The ocean cover over 71 percent of our planet and are home to almost a million species, making it a vital source of food and income for over 800 million people globally. It also plays an essential role in controlling everything around us— from global weather patterns to food systems— making it our greatest resource here on earth.
However, in recent years, the effects of overfishing, climate change and pollution have taken a huge tool on our ocean, making the need for change more urgent than ever before.
Damage to coral reefs caused by global warming, as well as overfishing, could potentially cause a 30% decline in fish catch potential in Qatari waters by the end of the century, according to Research Assistant Professor at Qatar University Pedro Range.
To commemorate World Oceans Day, here is a list of lifestyle alterations you can do that can help preserve the ocean for future generations.
1- Use Fewer Plastic Products
Over 8 million tonnes of plastic gets dumped into the ocean each year, which destroys ecosystems and put marine life in great danger. Single use plastics, such as water bottles and take-out packaging, pollute the ocean and entangle and kill tens of thousands of marine animals each year.
Using fewer plastics can play a significant role in protecting sea life, especially if a huge percentage of the population pays attention to plastic- consumption.
Instead, find better alternatives. Carry a reusable water bottle, use non-disposable containers to store food and use reusable shopping bags or tote whenever you go to the supermarket. Recycling whenever possible is also a good way of protecting the ocean.
2- Cut your emission
Climate change is one of the most greatest risks to the ocean. In the last half-a century alone, the ocean has absorbed 90% of excess heat created by burning fossil fuels. This makes the water more acidic and warmer, affecting fish, coral reefs and even changing how marine species reproduce.
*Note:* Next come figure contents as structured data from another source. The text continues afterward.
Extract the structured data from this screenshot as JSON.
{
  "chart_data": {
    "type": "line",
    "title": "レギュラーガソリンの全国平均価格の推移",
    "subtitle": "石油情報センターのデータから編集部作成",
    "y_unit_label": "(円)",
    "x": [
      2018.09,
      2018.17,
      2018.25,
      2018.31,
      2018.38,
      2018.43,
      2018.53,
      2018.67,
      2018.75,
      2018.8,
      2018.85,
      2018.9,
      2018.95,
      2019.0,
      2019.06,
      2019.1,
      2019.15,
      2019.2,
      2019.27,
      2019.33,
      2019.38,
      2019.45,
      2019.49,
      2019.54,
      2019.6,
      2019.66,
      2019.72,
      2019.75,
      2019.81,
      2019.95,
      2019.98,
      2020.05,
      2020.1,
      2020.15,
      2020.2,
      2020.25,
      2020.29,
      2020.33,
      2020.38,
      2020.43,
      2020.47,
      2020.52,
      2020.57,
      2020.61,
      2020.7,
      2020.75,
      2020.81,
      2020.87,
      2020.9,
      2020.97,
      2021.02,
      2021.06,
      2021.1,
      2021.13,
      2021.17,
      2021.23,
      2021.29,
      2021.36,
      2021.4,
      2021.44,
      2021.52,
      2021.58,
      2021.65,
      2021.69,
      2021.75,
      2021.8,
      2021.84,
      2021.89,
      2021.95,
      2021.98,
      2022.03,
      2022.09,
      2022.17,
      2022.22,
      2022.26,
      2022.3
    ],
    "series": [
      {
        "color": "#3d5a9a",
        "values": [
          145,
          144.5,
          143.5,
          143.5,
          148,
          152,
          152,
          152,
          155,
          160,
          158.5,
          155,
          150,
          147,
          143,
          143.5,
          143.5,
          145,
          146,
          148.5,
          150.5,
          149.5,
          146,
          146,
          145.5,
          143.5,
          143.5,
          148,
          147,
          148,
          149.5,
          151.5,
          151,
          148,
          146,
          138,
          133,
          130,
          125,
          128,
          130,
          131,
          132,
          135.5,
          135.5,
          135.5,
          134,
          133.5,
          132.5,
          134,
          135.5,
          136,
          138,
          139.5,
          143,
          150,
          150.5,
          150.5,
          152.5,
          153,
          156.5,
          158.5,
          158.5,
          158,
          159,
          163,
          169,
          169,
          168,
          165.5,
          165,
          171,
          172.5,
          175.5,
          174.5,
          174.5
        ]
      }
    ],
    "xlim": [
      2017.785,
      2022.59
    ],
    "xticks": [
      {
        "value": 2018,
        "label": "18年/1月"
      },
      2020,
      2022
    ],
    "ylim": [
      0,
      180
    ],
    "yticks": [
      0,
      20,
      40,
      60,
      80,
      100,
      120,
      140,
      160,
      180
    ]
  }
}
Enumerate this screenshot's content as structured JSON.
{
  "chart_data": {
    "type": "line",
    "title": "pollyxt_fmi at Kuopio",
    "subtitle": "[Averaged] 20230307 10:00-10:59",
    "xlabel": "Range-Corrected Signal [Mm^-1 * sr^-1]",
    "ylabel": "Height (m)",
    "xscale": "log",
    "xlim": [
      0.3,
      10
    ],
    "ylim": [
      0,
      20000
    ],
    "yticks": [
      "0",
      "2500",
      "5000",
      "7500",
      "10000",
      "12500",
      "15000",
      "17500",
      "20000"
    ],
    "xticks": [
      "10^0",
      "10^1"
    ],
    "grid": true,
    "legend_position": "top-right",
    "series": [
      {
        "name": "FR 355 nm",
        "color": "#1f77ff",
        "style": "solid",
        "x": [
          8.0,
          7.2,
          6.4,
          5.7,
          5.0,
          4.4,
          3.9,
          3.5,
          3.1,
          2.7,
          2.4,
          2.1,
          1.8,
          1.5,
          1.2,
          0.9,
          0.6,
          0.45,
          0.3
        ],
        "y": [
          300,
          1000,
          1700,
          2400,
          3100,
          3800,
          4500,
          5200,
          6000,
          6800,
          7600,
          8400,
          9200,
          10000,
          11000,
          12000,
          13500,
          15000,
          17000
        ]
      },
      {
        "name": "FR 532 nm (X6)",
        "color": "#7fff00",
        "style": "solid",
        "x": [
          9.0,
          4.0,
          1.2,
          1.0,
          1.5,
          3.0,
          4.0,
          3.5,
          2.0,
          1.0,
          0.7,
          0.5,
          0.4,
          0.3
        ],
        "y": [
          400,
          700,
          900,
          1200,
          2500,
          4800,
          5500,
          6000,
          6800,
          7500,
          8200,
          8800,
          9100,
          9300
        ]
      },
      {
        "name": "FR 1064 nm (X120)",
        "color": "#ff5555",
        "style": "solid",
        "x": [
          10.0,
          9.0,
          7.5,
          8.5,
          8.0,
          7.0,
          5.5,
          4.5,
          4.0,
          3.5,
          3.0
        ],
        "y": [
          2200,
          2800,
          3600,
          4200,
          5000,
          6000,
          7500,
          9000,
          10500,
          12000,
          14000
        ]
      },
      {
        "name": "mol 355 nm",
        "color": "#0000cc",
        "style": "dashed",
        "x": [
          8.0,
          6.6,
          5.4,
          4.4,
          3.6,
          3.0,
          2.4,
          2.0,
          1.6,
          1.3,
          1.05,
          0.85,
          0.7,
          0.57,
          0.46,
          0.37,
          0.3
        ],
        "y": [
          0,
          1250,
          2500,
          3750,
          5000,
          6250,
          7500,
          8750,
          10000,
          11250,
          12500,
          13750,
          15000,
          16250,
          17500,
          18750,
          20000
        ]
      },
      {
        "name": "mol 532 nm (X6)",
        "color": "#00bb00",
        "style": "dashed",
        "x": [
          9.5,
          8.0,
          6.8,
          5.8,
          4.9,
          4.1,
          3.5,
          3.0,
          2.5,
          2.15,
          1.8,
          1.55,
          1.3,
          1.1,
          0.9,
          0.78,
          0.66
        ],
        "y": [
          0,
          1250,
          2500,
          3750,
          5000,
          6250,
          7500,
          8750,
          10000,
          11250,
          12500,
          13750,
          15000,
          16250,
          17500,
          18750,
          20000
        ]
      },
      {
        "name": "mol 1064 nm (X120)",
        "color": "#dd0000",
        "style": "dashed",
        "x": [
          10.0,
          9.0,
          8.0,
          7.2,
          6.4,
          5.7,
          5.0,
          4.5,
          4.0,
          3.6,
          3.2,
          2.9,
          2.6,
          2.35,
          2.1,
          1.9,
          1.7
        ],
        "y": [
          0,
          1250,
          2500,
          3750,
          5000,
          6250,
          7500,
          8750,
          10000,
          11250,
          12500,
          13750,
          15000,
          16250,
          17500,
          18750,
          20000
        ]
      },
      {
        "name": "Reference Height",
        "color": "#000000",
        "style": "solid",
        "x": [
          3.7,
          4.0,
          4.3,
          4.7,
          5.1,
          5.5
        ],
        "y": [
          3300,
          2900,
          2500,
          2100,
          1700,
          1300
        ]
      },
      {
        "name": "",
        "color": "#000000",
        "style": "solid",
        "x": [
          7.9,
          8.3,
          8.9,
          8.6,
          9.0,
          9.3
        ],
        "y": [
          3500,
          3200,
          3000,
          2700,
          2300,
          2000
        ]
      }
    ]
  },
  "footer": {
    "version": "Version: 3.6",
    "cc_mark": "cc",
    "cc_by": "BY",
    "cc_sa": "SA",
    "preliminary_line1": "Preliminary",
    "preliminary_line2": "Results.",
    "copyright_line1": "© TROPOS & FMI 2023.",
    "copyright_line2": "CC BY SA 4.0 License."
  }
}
Start by slowly reducing the effects of climate change by being conscious of your energy use whenever you go. A small contribution from everyone can go along way.
You can make a change by switching to compact fluorescent light bulbs, taking the stairs or leaving your car whenever you can.
3- Be mindful of where you shop
There are hundreds of products we end up purchasing because they look nice without actually thinking about whether they are harmful for the ocean and sea-life or not. Certain products, such as coral jewellery, tortoiseshell hair accessories (made from hawksbill turtles), and shark products, contribute to the harming of coral reefs and marine population.
Also, avoid cosmetics that contain shark squalene or souvenir shells of conchs, nautiluses and other animals. These products support unsustainable fishing and threaten important species in the ocean.
Always think “does this product exploit marine life?” before grabbing a cute starfish or shell related trinkets.
4- Be mindful of your seafood choices
Fishing is the biggest threat to marine biodiversity. In fact, around 94% of fish stocks are overfished. The fish population is being greatly depleted due to demand, loss of habitat, and unsustainable fishing practices
This is not to say that fish should not be part of your diet. You can help reduce the demand for overexploited species by choosing seafood that is both healthy and sustainable from well managed sources.
5- Clean the ocean
A simple beach clean up trip with your friends can be highly beneficial to the ocean – and not forgetting, quite fun! Beach visitors often leave a lot of trash behind, most of which are plastics that can destroy marine life and surrounding animals. Cleaning the trash and recycling is a great way to contribute to saving marine life.
Whenever you go to beach, don’t forget to use as little plastic as possible, and always collect your trash and throw it in the bin or recycle it after you finish. It always helps to bring reusable water bottles, bags and straws with you instead of single-use plastics.